Within the soil matrix, nutrients exist in distinct physical and chemical pools. Positively charged ions such as Ca²⁺, Mg²⁺, K⁺, NH₄⁺, Fe²⁺, and Zn²⁺ are electrostatically attracted to the negatively charged surfaces of clay minerals and organic matter. This reversible binding forms the basis of cation exchange capacity, which determines a soil’s ability to store and supply nutrients over time. Soils with higher clay content and organic matter typically have greater cation exchange capacity and improved nutrient retention.

Negatively charged ions such as nitrate (NO₃⁻) and sulfate (SO₄²⁻) are not retained by soil particles and remain dissolved in soil water. As a result, these nutrients move readily with water through the soil profile and are more susceptible to leaching losses, particularly in coarse-textured soils or under excessive irrigation or rainfall.

Soil structure further influences nutrient availability through the presence of micropores. These small pore spaces retain water and dissolved ions by capillary forces and act as nutrient reservoirs during periods of limited moisture. Although bulk roots cannot penetrate these pores, root hairs and microbial hyphae can access nutrients within them, linking soil physical structure to biological nutrient acquisition.

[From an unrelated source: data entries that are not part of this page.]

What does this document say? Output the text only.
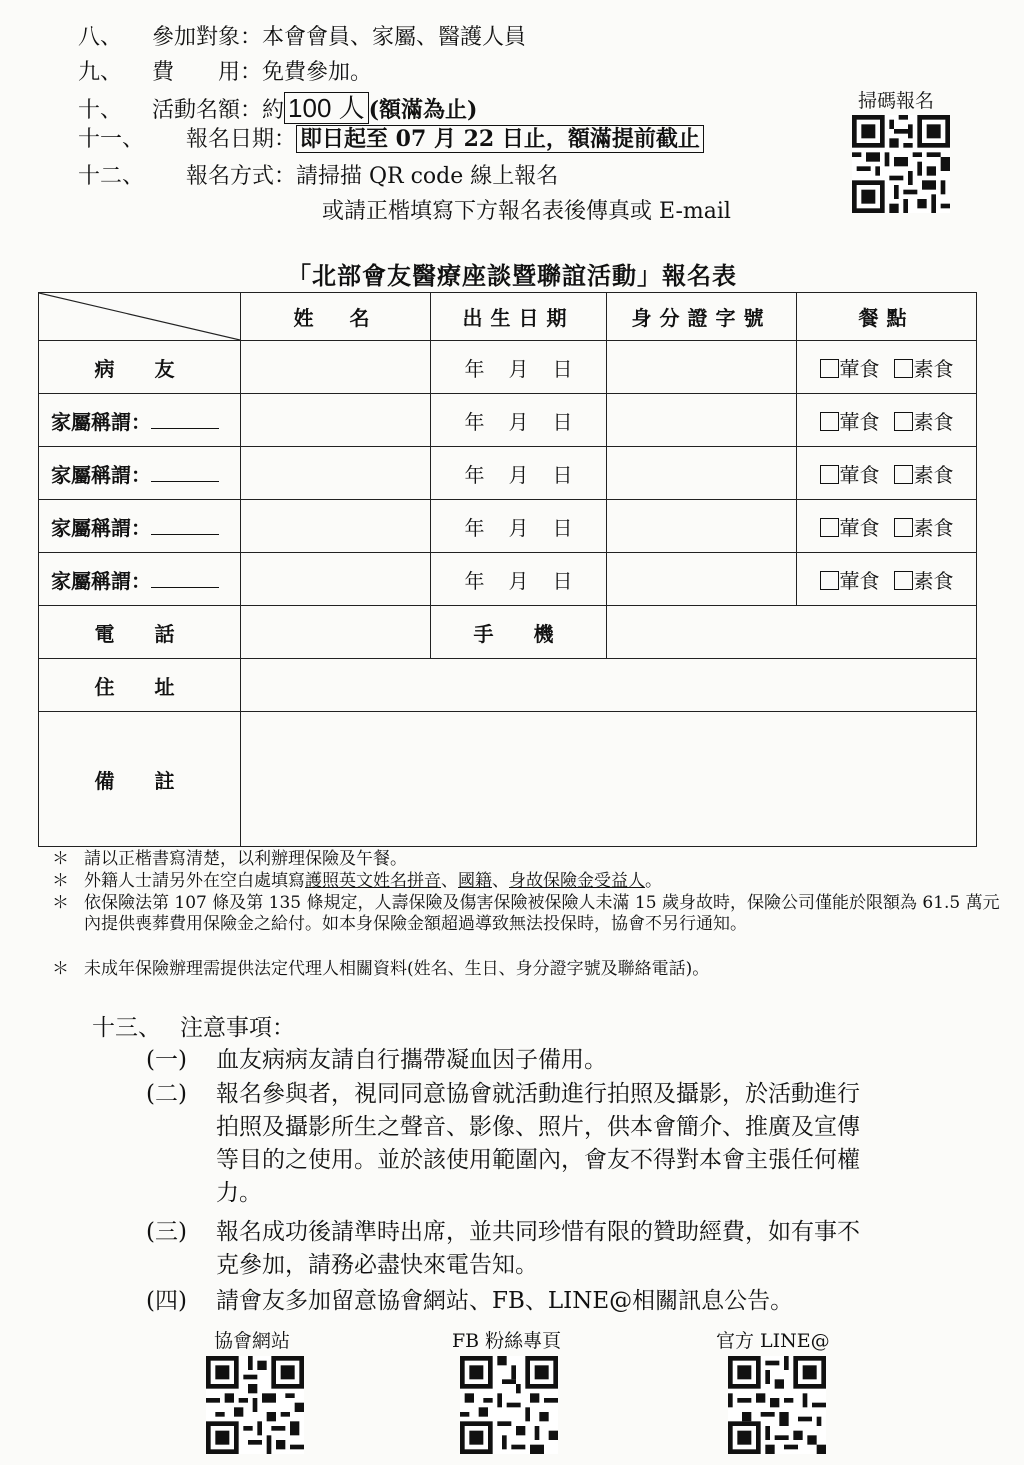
八、 參加對象：本會會員、家屬、醫護人員
九、 費　　用：免費參加。
十、 活動名額：約 100 人 (額滿為止)
十一、 報名日期： 即日起至 07 月 22 日止，額滿提前截止
十二、 報名方式：請掃描 QR code 線上報名
或請正楷填寫下方報名表後傳真或 E-mail
掃碼報名
「北部會友醫療座談暨聯誼活動」報名表
	姓　名	出生日期	身分證字號	餐點
病　友		年 月 日		葷食 素食
家屬稱謂：		年 月 日		葷食 素食
家屬稱謂：		年 月 日		葷食 素食
家屬稱謂：		年 月 日		葷食 素食
家屬稱謂：		年 月 日		葷食 素食
電　話		手　機		
住　址				
備　註				
＊ 請以正楷書寫清楚，以利辦理保險及午餐。
＊ 外籍人士請另外在空白處填寫護照英文姓名拼音、國籍、身故保險金受益人。
＊ 依保險法第 107 條及第 135 條規定，人壽保險及傷害保險被保險人未滿 15 歲身故時，保險公司僅能於限額為 61.5 萬元內提供喪葬費用保險金之給付。如本身保險金額超過導致無法投保時，協會不另行通知。
＊ 未成年保險辦理需提供法定代理人相關資料(姓名、生日、身分證字號及聯絡電話)。
十三、 注意事項：
(一) 血友病病友請自行攜帶凝血因子備用。
(二)	報名參與者，視同同意協會就活動進行拍照及攝影，於活動進行
拍照及攝影所生之聲音、影像、照片，供本會簡介、推廣及宣傳
等目的之使用。並於該使用範圍內，會友不得對本會主張任何權
力。
(三)	報名成功後請準時出席，並共同珍惜有限的贊助經費，如有事不
克參加，請務必盡快來電告知。
(四) 請會友多加留意協會網站、FB、LINE@相關訊息公告。
協會網站	FB 粉絲專頁	官方 LINE@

Mycorrhizal Associations and Nutrient Exchange

Mycorrhizal fungi form symbiotic relationships with plant roots that significantly enhance nutrient uptake. The fungal hyphae extend far beyond the root surface, increasing the effective absorptive area and accessing soil volumes unavailable to roots alone. Mycorrhizae are particularly effective at acquiring phosphorus in the form of phosphate ions, which are otherwise poorly mobile due to strong soil binding. They also contribute to the uptake of zinc as Zn²⁺, copper as Cu²⁺, iron as Fe²⁺ or Fe³⁺, nitrogen in both inorganic and organic forms, and water held within soil micropores.

In exchange for these resources, plants supply mycorrhizal fungi with carbohydrates produced through photosynthesis. This reciprocal exchange supports fungal metabolism and growth while improving plant nutrition, drought tolerance, and overall soil structure. The mycorrhizal relationship represents a critical biological pathway through which soil chemistry and plant physiology are integrated.